Trains et vacances, les ratés du transfert modal
Analyse de Mediarail.be - Technicien signalisation et observateur ferroviaire

Rendez-vous aussi sur la page facebook de Mediarail.be, ainsi que sur Twitter et LinkedIn
03/07/2012

C’est parti : comme chaque année, juillet-août entame la grande saison des transhumances nord-sud, où tout un chacun est à la  recherche de soleil là où il brille le plus : en Méditerranée. Beaucoup de citoyens du Nord prennent le chemin de l’aéroport pour rejoindre les rives ensoleillées à 2 ou 3.000 kilomètres de chez eux. D’autres vont moins loin et iront envahir le bitume du sud d’ordinaire plus paisible. Dans les deux cas, le bilan carbone est fatalement négatif et en dit long sur la soi-disant place écologique du train dans cette « culture des vacances ». Plusieurs rapports sur la question en attestent : la part modale du rail (en jaune ci-dessous) est minoritaire alors que les transhumances estivales promettent du volume. Alors pourquoi ?

Transhumance Nord-Sud
Les congés payés gagnés dans les années 30, conjugués au tourisme de masse dès les années 60, ont façonné le calendrier du travailleur européen : l’été, ce sont les vacances. Le rush en direction du sud oblige les politiques à s’adapter à cette nouvelle culture. Les chemins de fer aussi. Au début des années 70, l’autocar a encore mauvaise presse et ne dispose pas encore d’un réseau routier moderne. L’avion, lui, se démocratise mais échappe encore au tourisme de masse tel que nous le connaissons aujourd’hui. On remarque donc dans les horaires d’époque tout une kyrielle de train de nuit reliant le Nord aux plages du Sud. Ou plutôt aux « gares du Sud ». Aussitôt débarqués dans ces dernières, il vous fallait encore se débrouiller pour rejoindre l’hôtel ou le camping qui forcément ne sont pas à côté (photo ci-dessous) ! Le tout avec armes et  bagages et enfants sous un soleil de plomb…Ce fameux dernier kilomètre – en dehors de toute gestion ferroviaire – fut l’argument massue qui démontra très rapidement les limites des vacances en train. Et pendant ce temps, la construction du réseau autoroutier avançait à pas de géant.

Au loin, le village
Car les vacances, pour beaucoup, ne commencent qu’à l’arrivée sur place. Dans cette ère consumériste qui se répand de manière fulgurante, désormais on ne voyage plus, mais on se déplace. La nuance est de taille et au diable le moyen de transport, au plus vite au mieux. Ce « détail » du dernier kilomètre est alors devenu le critère numéro un du choix modal. Chacun a son village toscan, son camping provençal ou sa plage espagnole préféré, mais tous ces lieux bucoliques sont assurément bien loin des gares voire, pour beaucoup, dénué de toute forme de chemin de fer. San Gimignano, Saint Paul de Vence, Les Baux de Provence ou Cadaquès, tous ces lieux ont une accessibilité ferroviaire égale à nul, si ce n’est par trekking ou vélo-cross sous 30° pour amateur du genre… Même en arrivant à Avignon-TGV, on est en réalité encore nulle part.
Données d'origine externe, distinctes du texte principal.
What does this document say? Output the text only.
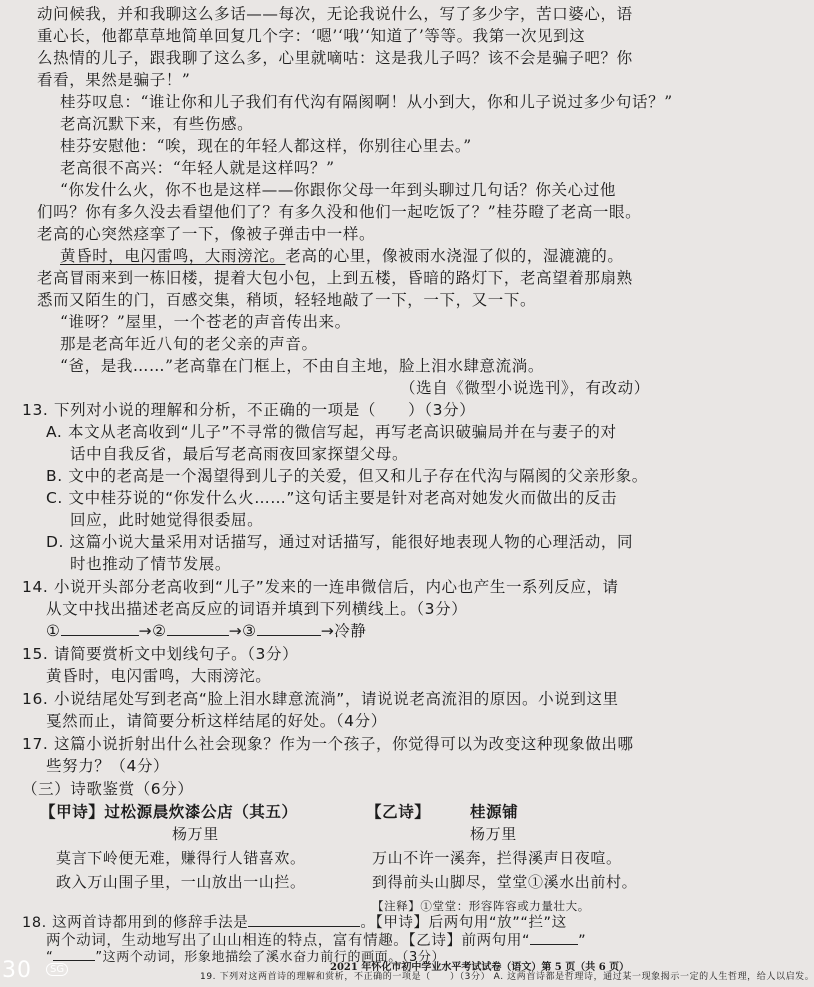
动问候我，并和我聊这么多话——每次，无论我说什么，写了多少字，苦口婆心，语
重心长，他都草草地简单回复几个字：‘嗯’‘哦’‘知道了’等等。我第一次见到这
么热情的儿子，跟我聊了这么多，心里就嘀咕：这是我儿子吗？该不会是骗子吧？你
看看，果然是骗子！”
桂芬叹息：“谁让你和儿子我们有代沟有隔阂啊！从小到大，你和儿子说过多少句话？”
老高沉默下来，有些伤感。
桂芬安慰他：“唉，现在的年轻人都这样，你别往心里去。”
老高很不高兴：“年轻人就是这样吗？”
“你发什么火，你不也是这样——你跟你父母一年到头聊过几句话？你关心过他
们吗？你有多久没去看望他们了？有多久没和他们一起吃饭了？”桂芬瞪了老高一眼。
老高的心突然痉挛了一下，像被子弹击中一样。
黄昏时，电闪雷鸣，大雨滂沱。老高的心里，像被雨水浇湿了似的，湿漉漉的。
老高冒雨来到一栋旧楼，提着大包小包，上到五楼，昏暗的路灯下，老高望着那扇熟
悉而又陌生的门，百感交集，稍顷，轻轻地敲了一下，一下，又一下。
“谁呀？”屋里，一个苍老的声音传出来。
那是老高年近八旬的老父亲的声音。
“爸，是我……”老高靠在门框上，不由自主地，脸上泪水肆意流淌。
（选自《微型小说选刊》，有改动）
13. 下列对小说的理解和分析，不正确的一项是（　　）（3分）
A. 本文从老高收到“儿子”不寻常的微信写起，再写老高识破骗局并在与妻子的对
话中自我反省，最后写老高雨夜回家探望父母。
B. 文中的老高是一个渴望得到儿子的关爱，但又和儿子存在代沟与隔阂的父亲形象。
C. 文中桂芬说的“你发什么火……”这句话主要是针对老高对她发火而做出的反击
回应，此时她觉得很委屈。
D. 这篇小说大量采用对话描写，通过对话描写，能很好地表现人物的心理活动，同
时也推动了情节发展。
14. 小说开头部分老高收到“儿子”发来的一连串微信后，内心也产生一系列反应，请
从文中找出描述老高反应的词语并填到下列横线上。（3分）
①	→②	→③	→冷静
15. 请简要赏析文中划线句子。（3分）
黄昏时，电闪雷鸣，大雨滂沱。
16. 小说结尾处写到老高“脸上泪水肆意流淌”，请说说老高流泪的原因。小说到这里
戛然而止，请简要分析这样结尾的好处。（4分）
17. 这篇小说折射出什么社会现象？作为一个孩子，你觉得可以为改变这种现象做出哪
些努力？（4分）
（三）诗歌鉴赏（6分）
【甲诗】过松源晨炊漆公店（其五）
杨万里
莫言下岭便无难，赚得行人错喜欢。
政入万山围子里，一山放出一山拦。
【乙诗】	桂源铺
杨万里
万山不许一溪奔，拦得溪声日夜喧。
到得前头山脚尽，堂堂①溪水出前村。
【注释】①堂堂：形容阵容或力量壮大。
18. 这两首诗都用到的修辞手法是	。【甲诗】后两句用“放”“拦”这
两个动词，生动地写出了山山相连的特点，富有情趣。【乙诗】前两句用“	”
2021 年怀化市初中学业水平考试试卷（语文）第 5 页（共 6 页）
30	SG
“	”这两个动词，形象地描绘了溪水奋力前行的画面。（3分）
19. 下列对这两首诗的理解和赏析，不正确的一项是（　　）（3分） A. 这两首诗都是哲理诗，通过某一现象揭示一定的人生哲理，给人以启发。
D’aucun rétorqueront qu’il y a des correspondances par trains régionaux et des autocars modernes reliant ces lieux de villégiatures. Or les vacanciers ne logent jamais au sein de ces villages très touristiques et souvent bruyants, mais bien à plusieurs kilomètres de là. L’utilisation des transports publics devient alors un véritable sacerdoce et les vacances se transforment en un safari minuté, tout l’inverse de l’insouciance estivale recherchée. Seul un public plus sportif voire bohême, armé de tente pour le camping sauvage, y trouvera son compte. Et il n’est pas rare d’en voir faire de l’auto-stop, rattrapés par la lassitude de la marche à pied sous le soleil de midi….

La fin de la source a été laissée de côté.